O rei largou o assassino.
— Repita o que disse e nem mesmo o diabo vai me impedir de te matar.
— Não é minha intenção morrer antes que minha missão esteja completa.
— Pois não há necessidade de conflito, senhores. Caro senhor Câncer, não há a necessidade de comentarmos a filiação de ninguém, nem discutirmos sobre coisas que não podemos mudar. Não importa agora o motivo do fracasso do assassinato, o importante é entendermos os pormenores. Quanto à Vossa Majestade, por gentileza, temos que agir como adultos nesse momento. É crucial que não tente enforcar a mim ou ao nosso caro colega assassino toda vez que falemos algo que não te agrade.
— E o que me impede? — falou o rei com desdém.
— O fato de você precisar de nós, seu desgraçado — falou Eduardo para a surpresa dos outros dois. Era hora de tentar uma estratégia diferente para com o rei — Chega dessa história besta de majestade. Você é um bastardo assassino e cruel, um cão imundo que não quer morrer tanto quanto eu. Nós três somos seres da mesma laia, fazemos o que é necessário para sobreviver e para termos o que queremos. Agora nós precisamos uns dos outros. Você pode vir com essa pecha de machão, mas já chega. Se você voltar a tocar em mim ou nesse outro camarada ali, pode contar como encerrado o nosso acordo. Ficar sempre refém do seu humor não me parece uma vida que eu queira levar. Se quiser, pode vir para cima, seu puto. Vamos ver quem mata quem.
— Você deve estar delirando — disse o rei apanhando seu martelo de batalha e se aprontando para uma luta. Câncer puxou suas adagas e Eduardo um espadim. — Vocês dois acham mesmo que vão sobreviver depois de me ofenderem desse jeito? Eu, o rei de Catônia, o homem mais poderoso do mundo.

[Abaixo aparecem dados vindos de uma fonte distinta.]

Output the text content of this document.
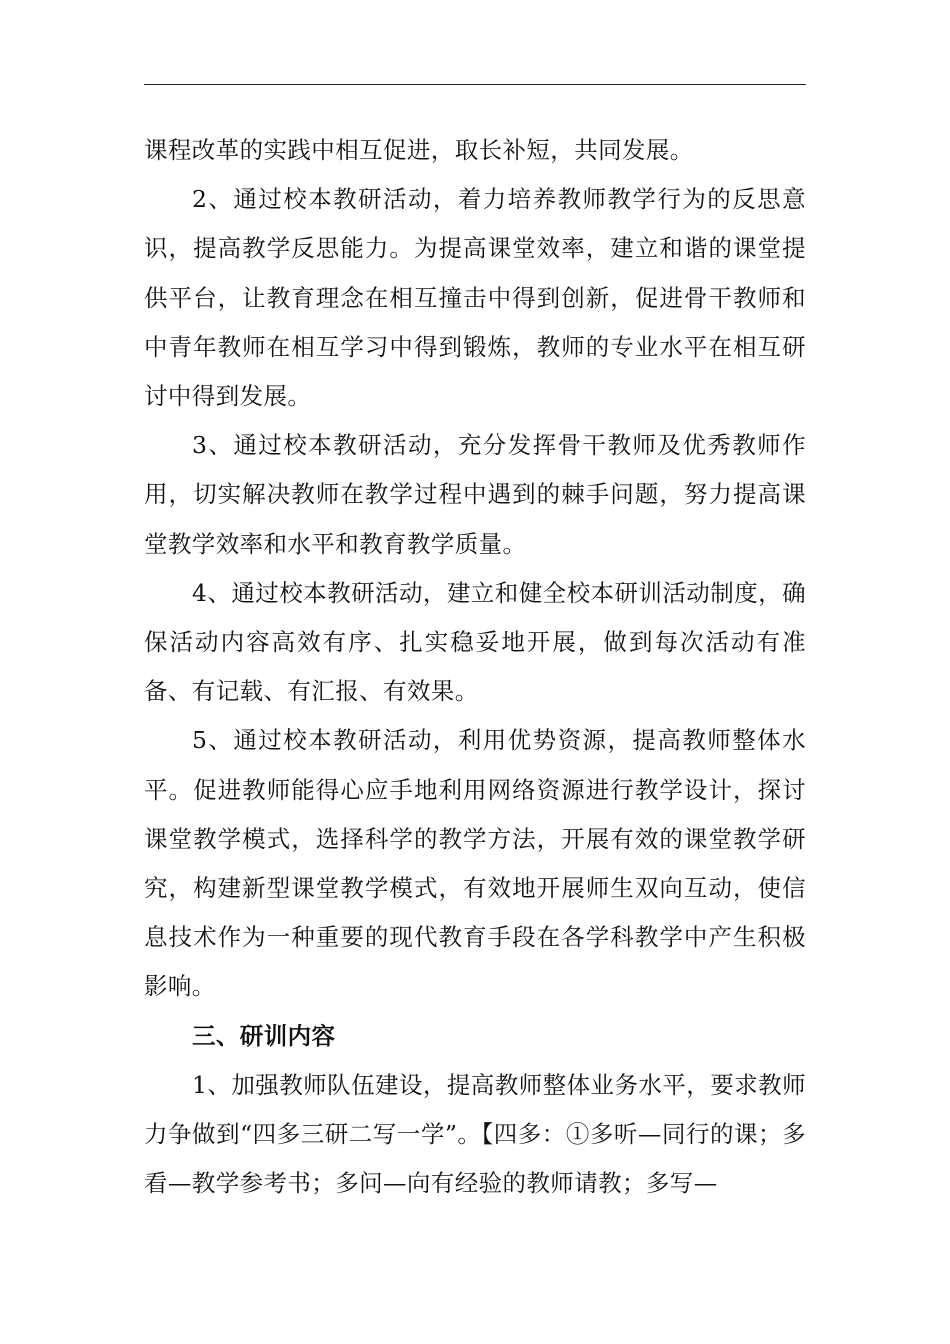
课程改革的实践中相互促进，取长补短，共同发展。

2、通过校本教研活动，着力培养教师教学行为的反思意识，提高教学反思能力。为提高课堂效率，建立和谐的课堂提供平台，让教育理念在相互撞击中得到创新，促进骨干教师和中青年教师在相互学习中得到锻炼，教师的专业水平在相互研讨中得到发展。

3、通过校本教研活动，充分发挥骨干教师及优秀教师作用，切实解决教师在教学过程中遇到的棘手问题，努力提高课堂教学效率和水平和教育教学质量。

4、通过校本教研活动，建立和健全校本研训活动制度，确保活动内容高效有序、扎实稳妥地开展，做到每次活动有准备、有记载、有汇报、有效果。

5、通过校本教研活动，利用优势资源，提高教师整体水平。促进教师能得心应手地利用网络资源进行教学设计，探讨课堂教学模式，选择科学的教学方法，开展有效的课堂教学研究，构建新型课堂教学模式，有效地开展师生双向互动，使信息技术作为一种重要的现代教育手段在各学科教学中产生积极影响。

三、研训内容

1、加强教师队伍建设，提高教师整体业务水平，要求教师力争做到“四多三研二写一学”。【四多：①多听—同行的课；多看—教学参考书；多问—向有经验的教师请教；多写—
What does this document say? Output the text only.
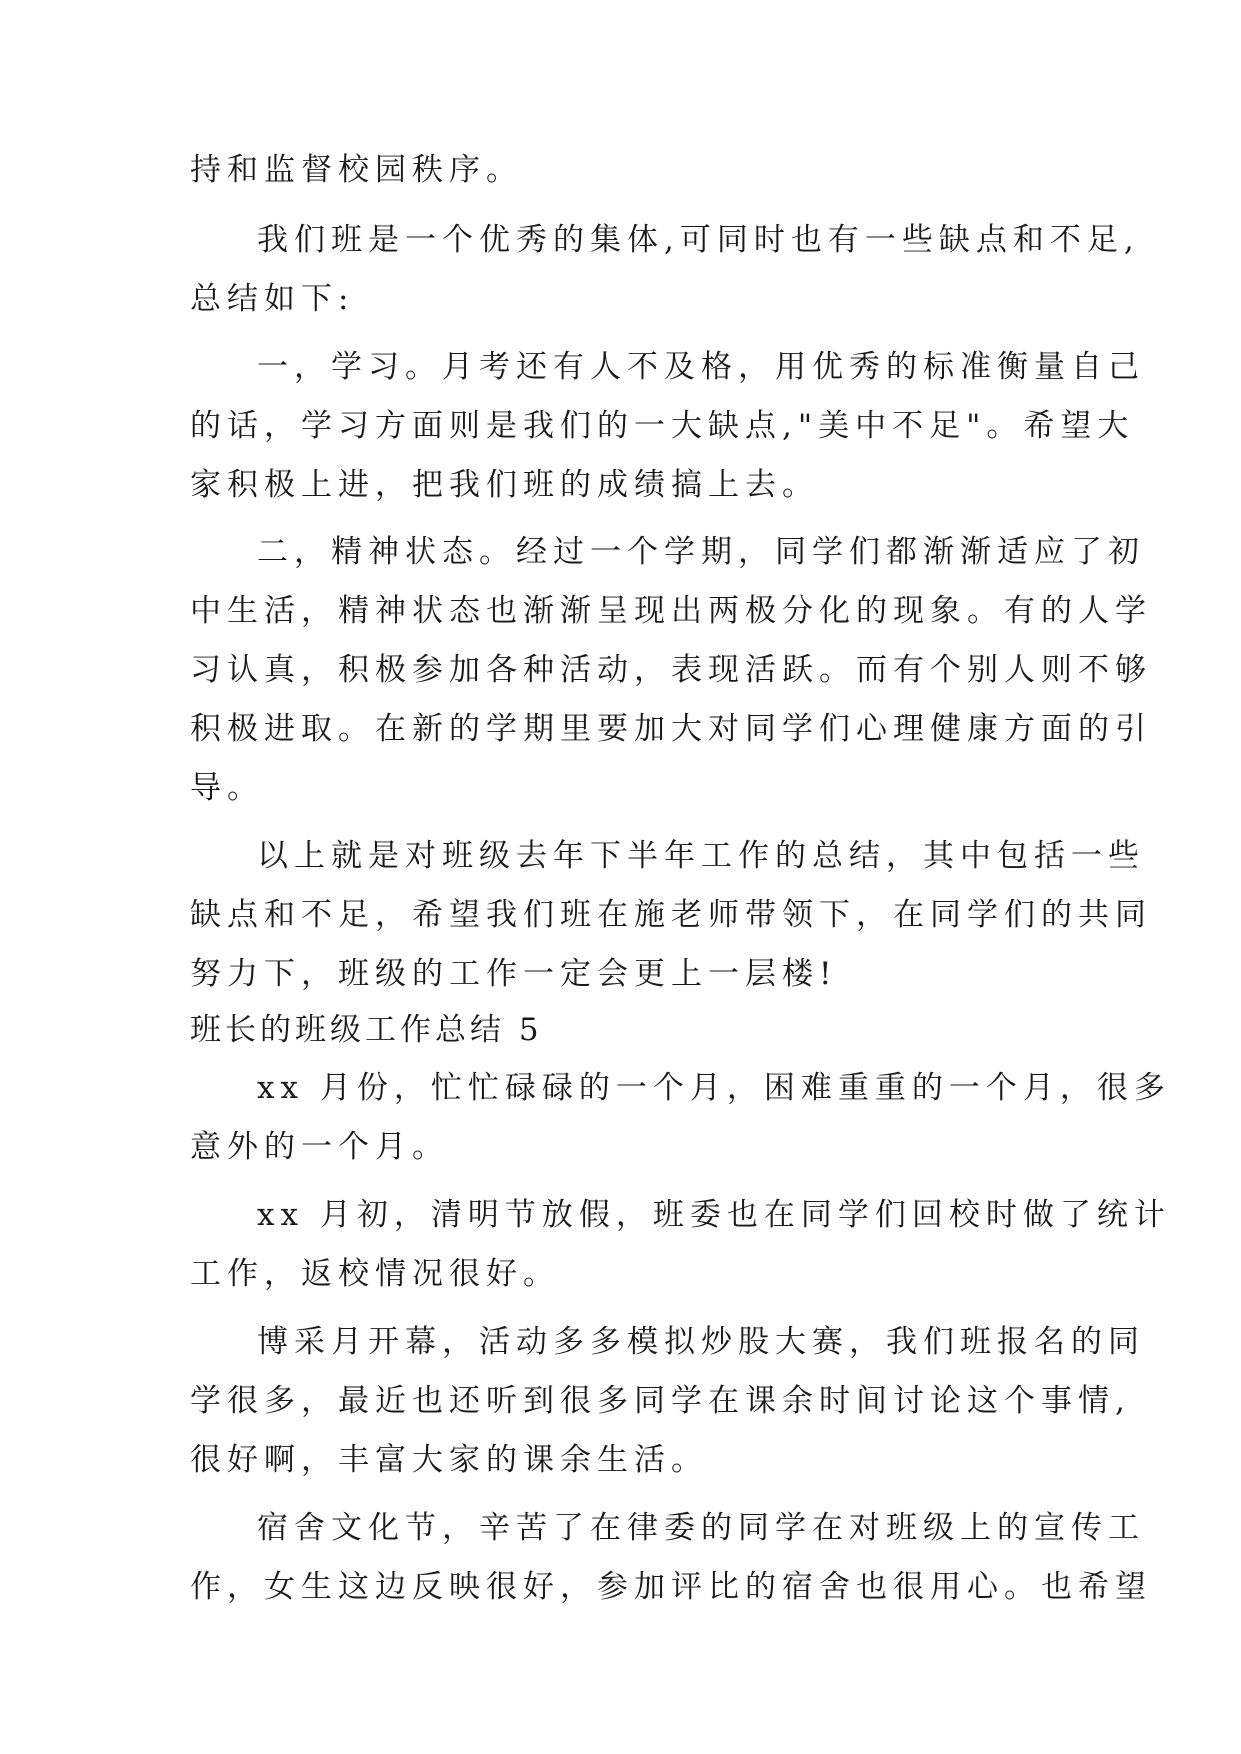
持和监督校园秩序。
我们班是一个优秀的集体,可同时也有一些缺点和不足,
总结如下:
一，学习。月考还有人不及格，用优秀的标准衡量自己
的话，学习方面则是我们的一大缺点,"美中不足"。希望大
家积极上进，把我们班的成绩搞上去。
二，精神状态。经过一个学期，同学们都渐渐适应了初
中生活，精神状态也渐渐呈现出两极分化的现象。有的人学
习认真，积极参加各种活动，表现活跃。而有个别人则不够
积极进取。在新的学期里要加大对同学们心理健康方面的引
导。
以上就是对班级去年下半年工作的总结，其中包括一些
缺点和不足，希望我们班在施老师带领下，在同学们的共同
努力下，班级的工作一定会更上一层楼!
班长的班级工作总结 5
xx 月份，忙忙碌碌的一个月，困难重重的一个月，很多
意外的一个月。
xx 月初，清明节放假，班委也在同学们回校时做了统计
工作，返校情况很好。
博采月开幕，活动多多模拟炒股大赛，我们班报名的同
学很多，最近也还听到很多同学在课余时间讨论这个事情,
很好啊，丰富大家的课余生活。
宿舍文化节，辛苦了在律委的同学在对班级上的宣传工
作，女生这边反映很好，参加评比的宿舍也很用心。也希望
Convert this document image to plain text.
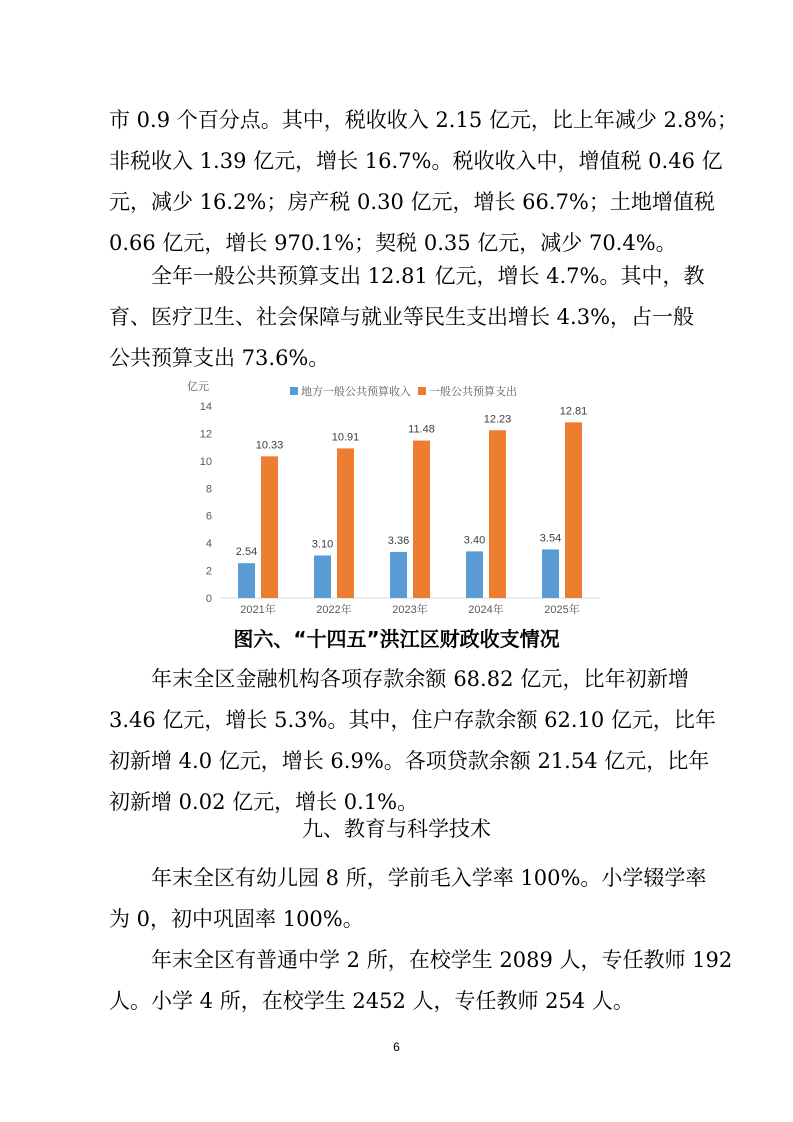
市 0.9 个百分点。其中，税收收入 2.15 亿元，比上年减少 2.8%；
非税收入 1.39 亿元，增长 16.7%。税收收入中，增值税 0.46 亿
元，减少 16.2%；房产税 0.30 亿元，增长 66.7%；土地增值税
0.66 亿元，增长 970.1%；契税 0.35 亿元，减少 70.4%。
全年一般公共预算支出 12.81 亿元，增长 4.7%。其中，教
育、医疗卫生、社会保障与就业等民生支出增长 4.3%，占一般
公共预算支出 73.6%。
0
2
4
6
8
10
12
14
亿元	地方一般公共预算收入 一般公共预算支出
2.54
10.33
2021年
3.10
10.91
2022年
3.36
11.48
2023年
3.40
12.23
2024年
3.54
12.81
2025年
图六、“十四五”洪江区财政收支情况
年末全区金融机构各项存款余额 68.82 亿元，比年初新增
3.46 亿元，增长 5.3%。其中，住户存款余额 62.10 亿元，比年
初新增 4.0 亿元，增长 6.9%。各项贷款余额 21.54 亿元，比年
初新增 0.02 亿元，增长 0.1%。
九、教育与科学技术
年末全区有幼儿园 8 所，学前毛入学率 100%。小学辍学率
为 0，初中巩固率 100%。
年末全区有普通中学 2 所，在校学生 2089 人，专任教师 192
人。小学 4 所，在校学生 2452 人，专任教师 254 人。
6
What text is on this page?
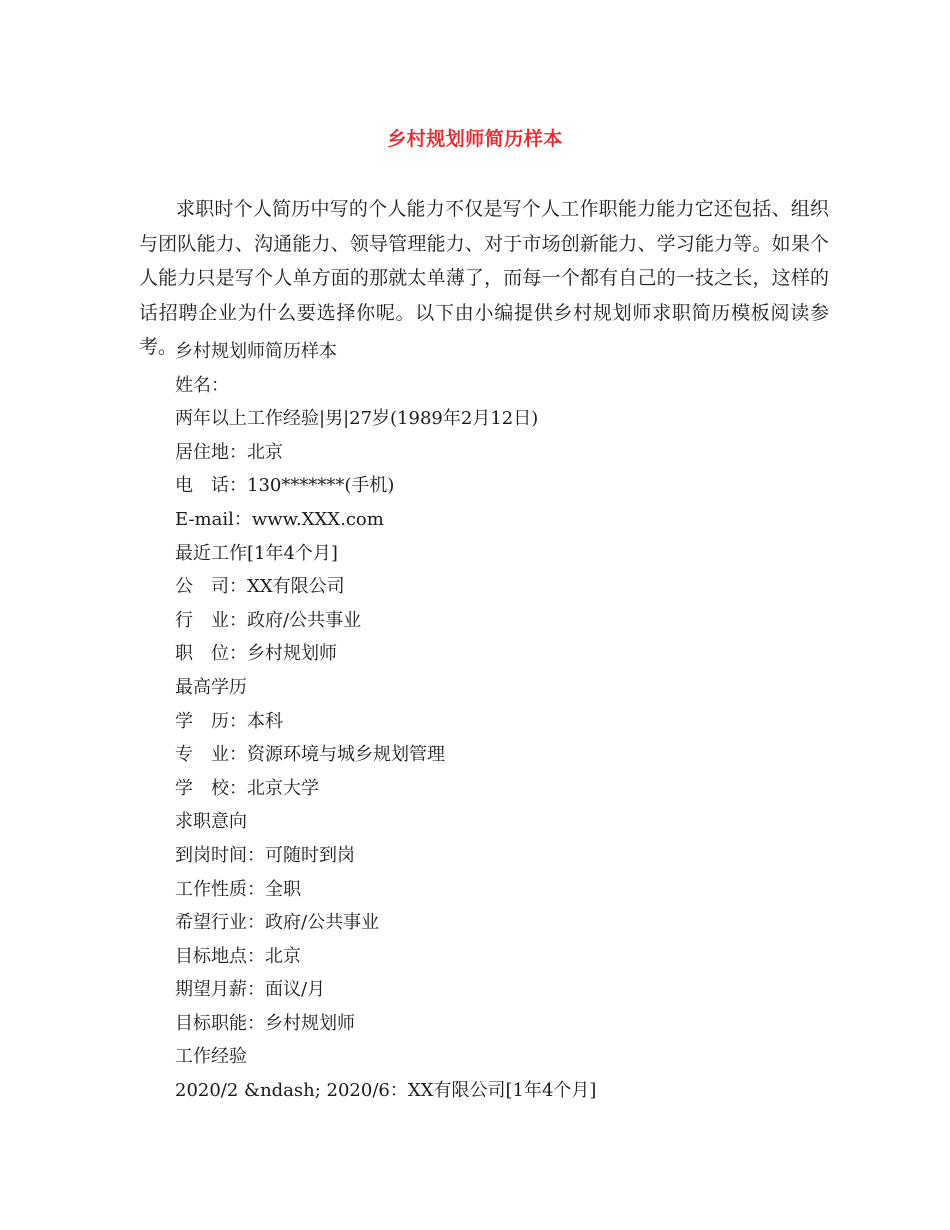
乡村规划师简历样本
求职时个人简历中写的个人能力不仅是写个人工作职能力能力它还包括、组织与团队能力、沟通能力、领导管理能力、对于市场创新能力、学习能力等。如果个人能力只是写个人单方面的那就太单薄了，而每一个都有自己的一技之长，这样的话招聘企业为什么要选择你呢。以下由小编提供乡村规划师求职简历模板阅读参考。
乡村规划师简历样本
姓名：
两年以上工作经验|男|27岁(1989年2月12日)
居住地：北京
电　话：130*******(手机)
E-mail：www.XXX.com
最近工作[1年4个月]
公　司：XX有限公司
行　业：政府/公共事业
职　位：乡村规划师
最高学历
学　历：本科
专　业：资源环境与城乡规划管理
学　校：北京大学
求职意向
到岗时间：可随时到岗
工作性质：全职
希望行业：政府/公共事业
目标地点：北京
期望月薪：面议/月
目标职能：乡村规划师
工作经验
2020/2 &ndash; 2020/6：XX有限公司[1年4个月]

— Eu tenho certeza — disse Eduardo com segurança. — Até porque, você pode até ser o rei de Catônia, mas com certeza não é o homem mais poderoso do mundo.
O rei titubeou.
— É justamente por causa do homem mais poderoso do mundo que estamos reunidos aqui hoje e a sua atitude não tem ajudado em nada. Enfrente-nos se quiser, você é forte, pode ser que nos mate, mas pode ter certeza que dentro em breve o seu carrasco vai chegar e não haverá canto no mundo onde você possa se esconder.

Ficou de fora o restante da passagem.